If I believe that my Lord is in control, and that He keeps His promise to work all things together for good; I have no right to tremble and fear.

Dear Lord, give me the real, childlike trust in You that doesn't question the paths You are leading me on. Help me to let go of my fears, and fix my eyes on You, trusting that You are in control and that You do keep Your many precious promises. Thank you for the promise to be here with me, and to work out even the confusing difficult situations for good.
In Jesus' name, Amen.

Saturday, November 11, 2006

Trust the Driver

I don't really like to drive. I mean; I put up with it, I am so grateful I can drive because I really couldn't get along without it. Yet I tend to confuse directions, and unlike other drivers, I will take the wrong exit twice in a row, or even more times before I get the correct directions down!
I have a friend who loves to drive around and get lost on purpose; I could never understand that, for getting lost frightens me, and I am always relieved when I come to familiar territory. You would think riding with my friend would scare me, but oddly enough, it never does. She absolutely loves to drive, getting lost is an adventure (for her,) and I can relax because of her confidence. I'm never afraid when my friend is behind the wheel.
My Lord is teaching me a good driving lesson these weeks to hang on and trust in Him. When I don't know where I am going, or where He is taking me, He guards my heart and mind with the "peace that passes all understanding." He promises to go with me, to never leave me or forsake me, and He knows the plans He has for me.
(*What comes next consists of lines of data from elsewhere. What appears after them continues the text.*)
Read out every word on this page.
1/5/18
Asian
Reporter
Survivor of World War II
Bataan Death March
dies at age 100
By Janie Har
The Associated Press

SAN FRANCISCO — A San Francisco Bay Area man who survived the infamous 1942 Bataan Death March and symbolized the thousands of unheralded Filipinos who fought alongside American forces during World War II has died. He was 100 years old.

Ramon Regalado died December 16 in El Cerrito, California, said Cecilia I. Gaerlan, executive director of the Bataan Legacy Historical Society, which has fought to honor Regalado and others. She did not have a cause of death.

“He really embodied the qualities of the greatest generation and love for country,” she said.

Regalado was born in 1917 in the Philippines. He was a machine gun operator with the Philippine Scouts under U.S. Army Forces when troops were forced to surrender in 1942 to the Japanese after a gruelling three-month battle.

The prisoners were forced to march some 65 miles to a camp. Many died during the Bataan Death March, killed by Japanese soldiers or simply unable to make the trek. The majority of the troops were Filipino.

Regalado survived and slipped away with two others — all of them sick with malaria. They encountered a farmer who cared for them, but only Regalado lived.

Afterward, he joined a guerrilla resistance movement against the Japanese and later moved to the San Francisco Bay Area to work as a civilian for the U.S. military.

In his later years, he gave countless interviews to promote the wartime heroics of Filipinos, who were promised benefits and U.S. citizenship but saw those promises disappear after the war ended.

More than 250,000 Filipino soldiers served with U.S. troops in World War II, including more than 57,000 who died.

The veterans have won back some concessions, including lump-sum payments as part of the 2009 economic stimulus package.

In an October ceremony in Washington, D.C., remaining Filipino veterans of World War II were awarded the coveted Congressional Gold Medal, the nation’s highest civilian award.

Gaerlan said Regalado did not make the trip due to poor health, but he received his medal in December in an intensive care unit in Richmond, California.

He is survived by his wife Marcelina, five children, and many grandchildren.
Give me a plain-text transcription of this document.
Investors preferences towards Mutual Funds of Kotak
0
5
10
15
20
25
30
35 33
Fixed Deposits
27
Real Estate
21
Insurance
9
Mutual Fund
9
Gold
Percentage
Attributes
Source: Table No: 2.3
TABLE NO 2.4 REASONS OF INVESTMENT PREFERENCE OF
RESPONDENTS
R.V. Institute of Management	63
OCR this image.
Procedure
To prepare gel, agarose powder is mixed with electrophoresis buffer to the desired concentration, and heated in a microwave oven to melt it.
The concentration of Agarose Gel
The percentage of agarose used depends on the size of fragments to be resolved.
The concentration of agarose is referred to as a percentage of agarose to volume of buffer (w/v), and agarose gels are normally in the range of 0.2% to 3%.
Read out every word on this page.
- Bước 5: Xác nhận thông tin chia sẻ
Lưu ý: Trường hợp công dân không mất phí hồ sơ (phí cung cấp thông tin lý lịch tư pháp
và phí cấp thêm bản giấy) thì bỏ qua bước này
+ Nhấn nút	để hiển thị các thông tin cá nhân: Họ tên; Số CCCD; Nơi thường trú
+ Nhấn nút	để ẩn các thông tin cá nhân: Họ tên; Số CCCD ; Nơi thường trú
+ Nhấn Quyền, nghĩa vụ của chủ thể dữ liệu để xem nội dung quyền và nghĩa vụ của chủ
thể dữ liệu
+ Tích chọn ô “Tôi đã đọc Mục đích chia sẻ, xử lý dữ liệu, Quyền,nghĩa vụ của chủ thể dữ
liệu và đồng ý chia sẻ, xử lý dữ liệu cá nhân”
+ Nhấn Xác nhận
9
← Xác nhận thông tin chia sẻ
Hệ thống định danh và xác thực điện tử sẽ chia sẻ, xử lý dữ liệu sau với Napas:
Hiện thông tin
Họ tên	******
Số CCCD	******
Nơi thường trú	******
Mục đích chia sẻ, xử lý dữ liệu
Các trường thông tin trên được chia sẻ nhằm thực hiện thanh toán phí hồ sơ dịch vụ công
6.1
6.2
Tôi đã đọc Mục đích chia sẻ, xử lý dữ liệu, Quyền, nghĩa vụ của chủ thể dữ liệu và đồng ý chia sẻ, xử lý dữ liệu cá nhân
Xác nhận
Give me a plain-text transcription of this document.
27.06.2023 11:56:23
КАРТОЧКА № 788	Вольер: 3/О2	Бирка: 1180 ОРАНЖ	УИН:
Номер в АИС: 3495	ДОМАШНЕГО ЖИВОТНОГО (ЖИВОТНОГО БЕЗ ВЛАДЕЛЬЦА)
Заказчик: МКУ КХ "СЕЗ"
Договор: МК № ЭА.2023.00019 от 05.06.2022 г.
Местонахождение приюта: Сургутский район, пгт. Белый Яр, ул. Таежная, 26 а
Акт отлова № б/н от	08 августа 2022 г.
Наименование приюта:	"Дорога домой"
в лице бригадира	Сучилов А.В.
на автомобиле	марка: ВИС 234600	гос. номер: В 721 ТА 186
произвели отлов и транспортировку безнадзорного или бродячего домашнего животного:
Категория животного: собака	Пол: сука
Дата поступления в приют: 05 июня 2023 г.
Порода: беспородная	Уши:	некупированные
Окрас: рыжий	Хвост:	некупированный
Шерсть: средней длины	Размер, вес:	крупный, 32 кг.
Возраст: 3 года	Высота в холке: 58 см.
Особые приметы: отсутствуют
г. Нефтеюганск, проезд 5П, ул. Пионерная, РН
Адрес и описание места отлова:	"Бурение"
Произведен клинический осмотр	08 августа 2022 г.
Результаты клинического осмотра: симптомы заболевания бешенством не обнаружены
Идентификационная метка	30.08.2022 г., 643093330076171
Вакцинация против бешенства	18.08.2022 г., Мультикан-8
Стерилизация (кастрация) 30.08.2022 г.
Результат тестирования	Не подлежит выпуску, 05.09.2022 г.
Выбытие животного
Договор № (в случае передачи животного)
He calls me to trust in Him when I am lost and don't understand; and I can just relax in the passenger seat as He gradually reveals our destination.
Because if my Lord knows where I am going, I don't need a road map!

Friday, November 10, 2006

A Contractor for His House

This week in my devotional time, I was lead to read from Haggai. In chapter 1, verses 7-9, I read, "This is what the LORD Almighty says: "Give careful thought to your ways. Go up into the mountains and bring down timber and build the house, so that I may take pleasure in it and be honored," says the LORD. "You expected much, but see, it turned out to be little. What you brought home, I blew away. Why?" declares the LORD Almighty. "Because of my house, which remains a ruin, while each of you is busy with his own house."
These verses convicted me, for I have been "busy with my own house," failing to build the house of my Lord. My life has been more important, for I have given my Lord whatever I had left over; which is never much. Although keeping to a form of devotional time and study, my life has certainly been my focus and concern. He has shown me this week, that in failing to build His house, I am missing out on blessings, spiritual ones for sure, but perhaps also temporal blessings.
Being convicted that I needed to get to work on His house, I prayed that His house would be my first thought and energy focus, and that I would be given the time necessary to build it. I have heard before, "Be careful what you pray for, He might give it to you." Well, whether in answer to my prayer or not; Wednesday I woke up violently sick with a stomach flu, there was no going to school that day!! Then Thursday my stomach was better, but I was down with a sore throat, which I still have today. My Lord granted me lots of extra time this week to study Him, and relax in His word. I pray that His house will always be my focus, and I will not miss out by being caught up in my own house.